Local advocates encourage women to prioritize wellness during ‘National Women’s Health Week’ – KESQ

National Women’s Health Week begins on Mother’s Day this Sunday and runs through May 20.

News Channel 3 spoke to local doctors and a cancer survivor who advocate for women and girls to take the time to prioritize their health.

Shay Moraga is a breast cancer survivor who has been in remission since 2017 and is sharing her story to help other women.

The CDC recognizes National Women’s Health Week beginning on Mother’s Day and shares these recommendations:

  • Get regular checkups
  • Talk to a health care provider about any health problems you have
  • Keep active
  • Eat a healthy and balanced diet.
  • Prioritizing your mental health and learning techniques to cope with stress

Moraga even recommends finding a support group to help you get started on your path to health.

“Have fun doing it, go for a walk, we’ve met at our mural and we’re going for a four-mile walk around here on El Paseo, and then we’d go get coffee or tea,” Moraga says.

The US Department of Health and Human Services recommends a ‘Well Woman Exam’ which includes an annual physical, breast and pelvic exam.

Alison Mayer Sachs of the Eisenhower Lucy Curci Cancer Center encourages women to consider the risks of other diseases.
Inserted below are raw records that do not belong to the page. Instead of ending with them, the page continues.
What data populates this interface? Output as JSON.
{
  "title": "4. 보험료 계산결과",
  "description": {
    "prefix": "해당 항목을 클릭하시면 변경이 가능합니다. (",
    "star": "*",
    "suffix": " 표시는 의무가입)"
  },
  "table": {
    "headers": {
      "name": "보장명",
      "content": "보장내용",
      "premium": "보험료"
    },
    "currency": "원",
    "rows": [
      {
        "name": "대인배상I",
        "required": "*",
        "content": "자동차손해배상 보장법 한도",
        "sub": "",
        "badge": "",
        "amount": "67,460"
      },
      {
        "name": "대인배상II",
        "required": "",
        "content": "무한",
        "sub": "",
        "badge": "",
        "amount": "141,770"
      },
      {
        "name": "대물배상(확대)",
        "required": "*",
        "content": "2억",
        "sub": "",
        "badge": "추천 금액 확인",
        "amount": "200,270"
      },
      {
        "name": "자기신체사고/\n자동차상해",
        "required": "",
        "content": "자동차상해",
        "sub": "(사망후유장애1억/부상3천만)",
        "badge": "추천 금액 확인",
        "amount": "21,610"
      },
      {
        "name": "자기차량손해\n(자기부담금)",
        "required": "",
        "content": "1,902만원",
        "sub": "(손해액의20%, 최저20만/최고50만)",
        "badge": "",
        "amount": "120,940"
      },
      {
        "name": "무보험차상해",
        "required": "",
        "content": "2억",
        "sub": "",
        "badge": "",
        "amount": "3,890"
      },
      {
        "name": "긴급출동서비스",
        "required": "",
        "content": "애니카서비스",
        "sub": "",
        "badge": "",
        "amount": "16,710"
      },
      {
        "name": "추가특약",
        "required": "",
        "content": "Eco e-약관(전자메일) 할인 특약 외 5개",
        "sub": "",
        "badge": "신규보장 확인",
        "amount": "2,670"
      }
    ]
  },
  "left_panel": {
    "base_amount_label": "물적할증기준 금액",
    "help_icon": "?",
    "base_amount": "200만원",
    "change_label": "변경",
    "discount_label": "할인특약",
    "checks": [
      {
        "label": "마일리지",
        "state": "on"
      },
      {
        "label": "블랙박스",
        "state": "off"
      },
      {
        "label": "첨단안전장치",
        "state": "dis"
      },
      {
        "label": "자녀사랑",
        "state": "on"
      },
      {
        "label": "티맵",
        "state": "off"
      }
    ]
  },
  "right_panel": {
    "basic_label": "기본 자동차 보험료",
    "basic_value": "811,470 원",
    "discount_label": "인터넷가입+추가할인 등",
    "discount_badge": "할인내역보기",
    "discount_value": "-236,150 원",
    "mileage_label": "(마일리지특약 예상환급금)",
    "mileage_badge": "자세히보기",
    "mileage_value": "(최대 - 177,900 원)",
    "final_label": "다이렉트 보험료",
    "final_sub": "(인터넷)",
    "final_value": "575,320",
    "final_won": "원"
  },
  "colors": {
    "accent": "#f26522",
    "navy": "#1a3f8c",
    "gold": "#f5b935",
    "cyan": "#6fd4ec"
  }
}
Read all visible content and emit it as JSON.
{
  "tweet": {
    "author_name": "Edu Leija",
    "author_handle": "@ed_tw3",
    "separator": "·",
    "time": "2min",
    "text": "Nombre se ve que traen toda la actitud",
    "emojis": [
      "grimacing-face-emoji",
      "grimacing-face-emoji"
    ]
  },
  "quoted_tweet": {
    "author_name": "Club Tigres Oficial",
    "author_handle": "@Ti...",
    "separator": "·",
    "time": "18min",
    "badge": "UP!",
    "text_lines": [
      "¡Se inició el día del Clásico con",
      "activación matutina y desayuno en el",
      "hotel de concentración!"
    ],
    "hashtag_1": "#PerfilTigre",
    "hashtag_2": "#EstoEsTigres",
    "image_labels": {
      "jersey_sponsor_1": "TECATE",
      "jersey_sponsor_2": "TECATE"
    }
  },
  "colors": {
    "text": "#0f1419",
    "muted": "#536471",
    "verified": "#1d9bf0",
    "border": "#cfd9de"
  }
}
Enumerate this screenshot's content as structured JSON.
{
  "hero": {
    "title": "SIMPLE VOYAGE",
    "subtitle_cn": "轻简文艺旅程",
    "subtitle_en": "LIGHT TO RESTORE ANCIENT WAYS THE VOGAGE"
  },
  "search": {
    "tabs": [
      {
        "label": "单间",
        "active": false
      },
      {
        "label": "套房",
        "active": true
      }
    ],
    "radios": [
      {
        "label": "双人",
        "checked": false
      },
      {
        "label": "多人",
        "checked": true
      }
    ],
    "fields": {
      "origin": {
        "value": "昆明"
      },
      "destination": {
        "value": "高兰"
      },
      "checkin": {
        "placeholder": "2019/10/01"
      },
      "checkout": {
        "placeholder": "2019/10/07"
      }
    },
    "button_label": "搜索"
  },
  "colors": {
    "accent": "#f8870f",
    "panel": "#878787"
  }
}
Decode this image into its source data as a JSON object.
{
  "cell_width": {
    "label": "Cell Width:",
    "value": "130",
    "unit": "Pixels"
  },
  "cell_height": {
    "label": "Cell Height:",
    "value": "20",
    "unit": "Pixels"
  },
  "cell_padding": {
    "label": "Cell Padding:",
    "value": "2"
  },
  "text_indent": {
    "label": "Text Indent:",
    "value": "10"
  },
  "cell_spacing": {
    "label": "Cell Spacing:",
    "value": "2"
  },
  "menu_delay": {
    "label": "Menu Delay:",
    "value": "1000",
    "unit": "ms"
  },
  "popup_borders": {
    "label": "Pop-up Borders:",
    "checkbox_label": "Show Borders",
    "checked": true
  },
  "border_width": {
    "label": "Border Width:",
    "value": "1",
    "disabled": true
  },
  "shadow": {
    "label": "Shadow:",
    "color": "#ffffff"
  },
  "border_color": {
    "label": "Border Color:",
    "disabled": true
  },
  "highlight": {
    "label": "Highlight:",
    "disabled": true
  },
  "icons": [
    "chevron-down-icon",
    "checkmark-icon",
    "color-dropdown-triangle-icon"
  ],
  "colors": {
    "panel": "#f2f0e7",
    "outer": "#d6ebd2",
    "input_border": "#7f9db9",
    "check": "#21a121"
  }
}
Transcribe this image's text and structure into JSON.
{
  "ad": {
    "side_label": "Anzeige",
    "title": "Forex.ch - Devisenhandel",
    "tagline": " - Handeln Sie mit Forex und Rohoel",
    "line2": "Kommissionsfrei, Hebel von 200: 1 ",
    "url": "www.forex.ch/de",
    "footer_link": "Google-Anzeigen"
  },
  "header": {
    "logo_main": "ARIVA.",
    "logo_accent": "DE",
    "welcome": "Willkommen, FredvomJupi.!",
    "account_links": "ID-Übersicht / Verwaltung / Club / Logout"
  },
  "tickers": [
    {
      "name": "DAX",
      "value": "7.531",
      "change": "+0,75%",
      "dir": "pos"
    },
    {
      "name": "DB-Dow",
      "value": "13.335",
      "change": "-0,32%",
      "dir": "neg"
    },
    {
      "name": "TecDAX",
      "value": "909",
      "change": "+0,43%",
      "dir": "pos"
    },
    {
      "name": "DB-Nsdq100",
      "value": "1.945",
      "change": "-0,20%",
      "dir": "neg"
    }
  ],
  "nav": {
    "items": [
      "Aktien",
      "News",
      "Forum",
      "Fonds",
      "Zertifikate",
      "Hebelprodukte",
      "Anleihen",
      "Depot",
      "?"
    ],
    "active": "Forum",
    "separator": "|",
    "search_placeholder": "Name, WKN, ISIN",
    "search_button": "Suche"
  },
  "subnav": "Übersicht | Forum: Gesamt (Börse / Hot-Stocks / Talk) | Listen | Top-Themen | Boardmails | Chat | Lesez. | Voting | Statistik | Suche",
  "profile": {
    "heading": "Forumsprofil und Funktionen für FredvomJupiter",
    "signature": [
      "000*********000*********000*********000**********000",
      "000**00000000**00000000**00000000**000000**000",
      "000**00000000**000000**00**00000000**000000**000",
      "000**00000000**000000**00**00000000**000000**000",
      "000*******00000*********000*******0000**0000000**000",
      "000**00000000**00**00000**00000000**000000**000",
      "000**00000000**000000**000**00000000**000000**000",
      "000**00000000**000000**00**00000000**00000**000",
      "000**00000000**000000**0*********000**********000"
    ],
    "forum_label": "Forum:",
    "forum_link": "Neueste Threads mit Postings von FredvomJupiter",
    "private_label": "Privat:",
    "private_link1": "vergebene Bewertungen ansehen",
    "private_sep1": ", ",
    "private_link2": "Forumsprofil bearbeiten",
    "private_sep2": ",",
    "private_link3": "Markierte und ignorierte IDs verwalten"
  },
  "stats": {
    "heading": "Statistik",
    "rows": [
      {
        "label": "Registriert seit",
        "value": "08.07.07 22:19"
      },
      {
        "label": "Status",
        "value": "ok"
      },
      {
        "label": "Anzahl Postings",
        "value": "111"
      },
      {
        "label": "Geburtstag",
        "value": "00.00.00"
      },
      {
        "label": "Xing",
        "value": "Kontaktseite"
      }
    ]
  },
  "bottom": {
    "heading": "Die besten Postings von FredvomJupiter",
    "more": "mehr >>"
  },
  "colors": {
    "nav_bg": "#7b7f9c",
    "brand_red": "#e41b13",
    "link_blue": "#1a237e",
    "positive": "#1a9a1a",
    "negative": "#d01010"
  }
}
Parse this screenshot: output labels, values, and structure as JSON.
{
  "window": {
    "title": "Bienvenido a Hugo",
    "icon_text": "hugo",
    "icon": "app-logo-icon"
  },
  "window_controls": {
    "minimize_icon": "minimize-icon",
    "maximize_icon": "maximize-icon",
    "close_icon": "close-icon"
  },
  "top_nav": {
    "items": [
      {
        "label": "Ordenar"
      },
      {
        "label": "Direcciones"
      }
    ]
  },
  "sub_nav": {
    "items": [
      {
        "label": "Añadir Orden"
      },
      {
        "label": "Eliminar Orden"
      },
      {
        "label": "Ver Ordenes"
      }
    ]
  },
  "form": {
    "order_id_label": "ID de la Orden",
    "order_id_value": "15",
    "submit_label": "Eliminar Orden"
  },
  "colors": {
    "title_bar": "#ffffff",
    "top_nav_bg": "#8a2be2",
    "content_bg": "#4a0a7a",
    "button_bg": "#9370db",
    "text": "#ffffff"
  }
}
“In addition to screening for breast and cervical cancer, women should discuss with their doctor whether they are at risk for lung cancer. Now we screen for lung cancer, you have to meet certain criteria. What about with esophageal cancer? There are certain criteria for that,” says Sachs.

Both Moraga and Sachs also stress the importance of being your own advocate.

“If I hadn’t been that advocate at the time, I probably wouldn’t be talking to you today,” Moraga says.

Sachs also adds: “Speak up, ask for what you want. You’ll get it. Just don’t skip the screenings.”

Moraga says the more she shares with her loved ones, the easier it has been to combat the stigma surrounding women’s health issues.

“The best thing we can do is talk about our health and talk about the good and the bad. We don’t have to be ashamed,” says Moraga.